We have a balcony. It has a fig tree, some tiles, and pigeons. Every time I spotted one I’d rush out and wave my arms. They came back ten minutes later. So naturally, as a tinkerer, I thought: let’s automate this.
The idea was simple — a small camera, an ESP32, detect movement, send a photo. A few evenings of work. That was a year ago.
The Battery Problem Ate Everything
The motion detection worked fine. Then night came. Battery dead by morning.
Most ESP32 dev boards look great on paper — deep sleep, LiPo charger, low power modes. What the specs don’t tell you: the camera module keeps drawing current even in deep sleep. I tried transistors to cut power. MOSFETs. A second microcontroller to switch the main board off. Each solution either drew too much standby current or added complexity that broke something else.

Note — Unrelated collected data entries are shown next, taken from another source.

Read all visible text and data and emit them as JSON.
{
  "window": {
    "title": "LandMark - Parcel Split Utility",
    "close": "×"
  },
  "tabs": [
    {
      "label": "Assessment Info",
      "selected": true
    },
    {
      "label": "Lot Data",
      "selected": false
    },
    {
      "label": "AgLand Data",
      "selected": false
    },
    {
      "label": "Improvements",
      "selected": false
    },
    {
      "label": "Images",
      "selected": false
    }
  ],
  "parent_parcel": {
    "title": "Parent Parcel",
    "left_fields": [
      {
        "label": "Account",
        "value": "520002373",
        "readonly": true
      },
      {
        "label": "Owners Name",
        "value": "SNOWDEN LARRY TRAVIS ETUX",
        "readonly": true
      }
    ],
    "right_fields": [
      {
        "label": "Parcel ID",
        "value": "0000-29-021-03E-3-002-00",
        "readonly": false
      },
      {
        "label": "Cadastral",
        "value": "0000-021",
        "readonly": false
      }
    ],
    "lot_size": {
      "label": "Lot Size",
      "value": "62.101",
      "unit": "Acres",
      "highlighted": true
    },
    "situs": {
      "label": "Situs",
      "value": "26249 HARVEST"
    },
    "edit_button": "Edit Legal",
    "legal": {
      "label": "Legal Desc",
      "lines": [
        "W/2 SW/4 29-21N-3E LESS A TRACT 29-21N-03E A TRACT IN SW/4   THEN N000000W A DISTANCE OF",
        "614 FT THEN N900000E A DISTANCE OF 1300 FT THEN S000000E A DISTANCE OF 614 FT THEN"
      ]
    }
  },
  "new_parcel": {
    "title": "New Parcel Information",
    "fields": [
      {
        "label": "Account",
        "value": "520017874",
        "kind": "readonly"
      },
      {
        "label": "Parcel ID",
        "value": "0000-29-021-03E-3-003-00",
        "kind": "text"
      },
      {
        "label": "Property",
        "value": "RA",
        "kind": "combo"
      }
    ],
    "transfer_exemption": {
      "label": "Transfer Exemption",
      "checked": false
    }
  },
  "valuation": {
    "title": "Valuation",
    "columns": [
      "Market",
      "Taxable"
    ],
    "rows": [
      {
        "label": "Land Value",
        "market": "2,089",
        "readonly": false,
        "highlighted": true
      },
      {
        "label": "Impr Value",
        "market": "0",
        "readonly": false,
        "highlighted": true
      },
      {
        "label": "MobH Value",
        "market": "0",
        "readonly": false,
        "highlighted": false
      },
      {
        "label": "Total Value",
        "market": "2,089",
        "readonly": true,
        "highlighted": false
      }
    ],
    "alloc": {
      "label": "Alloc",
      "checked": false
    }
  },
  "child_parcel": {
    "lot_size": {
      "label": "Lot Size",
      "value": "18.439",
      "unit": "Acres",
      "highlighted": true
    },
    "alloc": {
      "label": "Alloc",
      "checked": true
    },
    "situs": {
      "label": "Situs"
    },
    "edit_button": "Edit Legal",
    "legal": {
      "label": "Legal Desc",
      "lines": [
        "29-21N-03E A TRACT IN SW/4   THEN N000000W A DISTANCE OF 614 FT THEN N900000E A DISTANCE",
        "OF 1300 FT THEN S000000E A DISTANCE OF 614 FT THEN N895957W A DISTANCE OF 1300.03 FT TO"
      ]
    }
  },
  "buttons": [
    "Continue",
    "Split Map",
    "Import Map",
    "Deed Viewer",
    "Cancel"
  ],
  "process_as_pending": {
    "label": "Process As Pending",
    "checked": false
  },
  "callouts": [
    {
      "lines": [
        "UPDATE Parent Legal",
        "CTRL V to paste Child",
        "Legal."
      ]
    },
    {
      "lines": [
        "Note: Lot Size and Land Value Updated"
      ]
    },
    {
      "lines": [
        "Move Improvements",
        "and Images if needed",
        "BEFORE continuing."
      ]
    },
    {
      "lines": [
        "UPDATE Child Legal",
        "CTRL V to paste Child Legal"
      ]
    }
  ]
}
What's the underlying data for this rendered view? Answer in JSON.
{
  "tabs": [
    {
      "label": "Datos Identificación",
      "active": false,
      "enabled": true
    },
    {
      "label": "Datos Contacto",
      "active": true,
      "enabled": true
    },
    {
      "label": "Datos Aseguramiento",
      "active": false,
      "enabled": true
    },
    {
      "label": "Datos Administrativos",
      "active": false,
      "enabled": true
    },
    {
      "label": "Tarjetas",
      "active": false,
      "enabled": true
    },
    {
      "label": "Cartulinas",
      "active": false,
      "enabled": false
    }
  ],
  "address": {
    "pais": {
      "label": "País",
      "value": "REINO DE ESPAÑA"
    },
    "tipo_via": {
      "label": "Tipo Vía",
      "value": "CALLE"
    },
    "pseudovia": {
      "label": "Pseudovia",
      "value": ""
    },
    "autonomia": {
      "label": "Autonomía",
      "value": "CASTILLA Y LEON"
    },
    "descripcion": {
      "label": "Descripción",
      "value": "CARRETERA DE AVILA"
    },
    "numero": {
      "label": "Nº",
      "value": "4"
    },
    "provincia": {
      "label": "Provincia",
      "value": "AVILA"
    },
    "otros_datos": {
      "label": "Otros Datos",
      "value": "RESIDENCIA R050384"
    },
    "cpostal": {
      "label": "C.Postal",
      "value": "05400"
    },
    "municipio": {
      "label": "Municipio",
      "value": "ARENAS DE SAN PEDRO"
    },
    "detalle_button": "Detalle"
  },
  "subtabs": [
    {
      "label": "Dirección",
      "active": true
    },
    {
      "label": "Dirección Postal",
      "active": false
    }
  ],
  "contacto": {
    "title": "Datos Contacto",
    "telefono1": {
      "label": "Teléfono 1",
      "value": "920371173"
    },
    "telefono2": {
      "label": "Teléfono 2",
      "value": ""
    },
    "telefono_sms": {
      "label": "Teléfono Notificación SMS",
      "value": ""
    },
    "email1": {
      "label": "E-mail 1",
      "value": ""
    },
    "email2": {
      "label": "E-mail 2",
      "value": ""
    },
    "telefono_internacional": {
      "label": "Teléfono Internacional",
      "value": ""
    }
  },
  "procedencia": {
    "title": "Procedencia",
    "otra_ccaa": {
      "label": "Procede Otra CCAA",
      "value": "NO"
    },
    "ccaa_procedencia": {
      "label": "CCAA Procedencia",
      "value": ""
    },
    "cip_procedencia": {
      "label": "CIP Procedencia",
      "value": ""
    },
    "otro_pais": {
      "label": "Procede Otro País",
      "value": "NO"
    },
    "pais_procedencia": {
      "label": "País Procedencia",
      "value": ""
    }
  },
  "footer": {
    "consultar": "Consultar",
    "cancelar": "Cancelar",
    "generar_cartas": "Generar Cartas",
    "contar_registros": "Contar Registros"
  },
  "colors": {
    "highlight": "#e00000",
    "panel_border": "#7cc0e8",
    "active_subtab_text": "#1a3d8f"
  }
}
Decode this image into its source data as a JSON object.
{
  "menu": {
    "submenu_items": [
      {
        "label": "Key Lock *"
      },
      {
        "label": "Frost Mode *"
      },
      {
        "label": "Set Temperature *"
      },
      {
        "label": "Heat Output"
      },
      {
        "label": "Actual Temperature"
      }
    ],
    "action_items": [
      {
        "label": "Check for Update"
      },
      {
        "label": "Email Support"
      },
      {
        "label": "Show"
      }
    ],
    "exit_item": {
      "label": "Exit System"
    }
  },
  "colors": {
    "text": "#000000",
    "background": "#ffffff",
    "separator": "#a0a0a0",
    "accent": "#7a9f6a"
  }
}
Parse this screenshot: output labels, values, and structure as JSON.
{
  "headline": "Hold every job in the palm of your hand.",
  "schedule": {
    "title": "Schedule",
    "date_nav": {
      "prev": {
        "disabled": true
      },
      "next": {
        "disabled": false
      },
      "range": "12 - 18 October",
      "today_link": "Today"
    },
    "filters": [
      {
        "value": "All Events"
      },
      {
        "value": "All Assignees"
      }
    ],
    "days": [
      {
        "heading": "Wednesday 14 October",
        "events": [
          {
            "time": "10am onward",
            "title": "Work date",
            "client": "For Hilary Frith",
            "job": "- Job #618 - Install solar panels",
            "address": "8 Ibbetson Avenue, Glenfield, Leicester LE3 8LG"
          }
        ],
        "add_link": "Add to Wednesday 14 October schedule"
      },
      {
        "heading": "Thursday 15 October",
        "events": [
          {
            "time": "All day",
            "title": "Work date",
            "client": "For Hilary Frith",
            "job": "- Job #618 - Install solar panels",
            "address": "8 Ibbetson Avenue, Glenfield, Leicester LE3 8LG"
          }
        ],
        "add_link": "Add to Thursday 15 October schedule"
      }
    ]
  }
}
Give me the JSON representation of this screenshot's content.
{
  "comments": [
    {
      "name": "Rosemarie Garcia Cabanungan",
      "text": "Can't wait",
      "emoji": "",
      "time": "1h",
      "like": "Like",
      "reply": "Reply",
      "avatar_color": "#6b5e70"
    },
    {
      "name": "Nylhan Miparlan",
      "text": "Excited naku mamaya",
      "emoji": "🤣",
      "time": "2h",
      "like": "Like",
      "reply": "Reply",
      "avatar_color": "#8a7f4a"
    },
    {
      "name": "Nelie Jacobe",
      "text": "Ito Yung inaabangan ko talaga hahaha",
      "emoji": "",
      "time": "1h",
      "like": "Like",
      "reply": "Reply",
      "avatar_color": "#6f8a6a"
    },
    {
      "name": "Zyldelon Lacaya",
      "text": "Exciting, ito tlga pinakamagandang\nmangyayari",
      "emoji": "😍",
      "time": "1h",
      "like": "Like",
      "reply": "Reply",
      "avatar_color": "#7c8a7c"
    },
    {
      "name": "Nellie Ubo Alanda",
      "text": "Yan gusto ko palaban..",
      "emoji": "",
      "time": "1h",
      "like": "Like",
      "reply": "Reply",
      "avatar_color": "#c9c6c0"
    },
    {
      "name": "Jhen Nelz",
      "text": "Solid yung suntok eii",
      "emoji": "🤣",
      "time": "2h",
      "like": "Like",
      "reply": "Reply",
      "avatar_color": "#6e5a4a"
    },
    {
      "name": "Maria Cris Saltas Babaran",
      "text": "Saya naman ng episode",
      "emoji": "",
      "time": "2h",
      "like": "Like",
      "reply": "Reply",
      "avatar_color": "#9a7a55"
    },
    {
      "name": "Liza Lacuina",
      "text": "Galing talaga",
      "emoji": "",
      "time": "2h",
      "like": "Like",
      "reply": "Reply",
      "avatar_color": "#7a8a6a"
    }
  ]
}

The fix was radical: cut power entirely between events. No deep sleep. The hero component is the TPS22918 — a tiny load switch IC. The PIR sensor triggers it, which cold-boots the ESP32-S3 from zero. First firmware instruction self-latches the power rail. Job done → board releases the latch → fully dark. Standby current: ~140 µA, mostly the PIR sensor itself. The ESP32 draws nothing, because it has no power. If there is time, I will write a more detailed article on this topic – it was a bit of a challenge to find out the right part and to get the tiny smd part soldered, but its just perfectly running after all my other failed hardware attempts. 🙂
Yes, that’s a breadboard in a cardboard box. It’s a prototype.
WiFi Shoots the PIR. Literally.
Just when power felt solved: WiFi radio interference was triggering the PIR sensor during uploads. The system went haywire — blinking, re-triggering, spiralling. Took a long time to find. The fix: disable the PIR interrupt during WiFi transmission, handle re-triggers gracefully.
AI vs. Algorithm — The Surprising Part
The balcony has plants, a railing, and a sky. At noon the sun triggers the PIR constantly — clouds moving, shadows sweeping. Most captured photos were empty.
The obvious answer in 2025: throw a neural network at it. I went the other way — a classical signal-processing filter that runs on the ESP32 in under 10ms, before WiFi even wakes up. It tiles the frame into a grid, compares each tile against a self-learned per-time-of-day background, and decides: real event or just clouds?
Tested on 147 field captures: 100% recall on real events, 61% of false triggers suppressed. No training data needed. No model file. Self-calibrates from live captures. Fits in 2 KB.
Sometimes the old tools are the right tools.
Where It Stands
The platform is solid — reliable wakeup, false-trigger filtering, photo upload. What’s still missing: the cloud-check filter needs porting from Python to C on the ESP32, and the ESP32-S3 has enough headroom for a small TFLite model — so the hardware is already ready for on-device bird detection, even if the pigeon-brain isn’t written yet.
The pigeons may well have died of old age before I finish. But I learned more about embedded hardware in this project than in anything before it. Respect for people who build systems that run outdoors, unattended, for months — that respect has gone way up.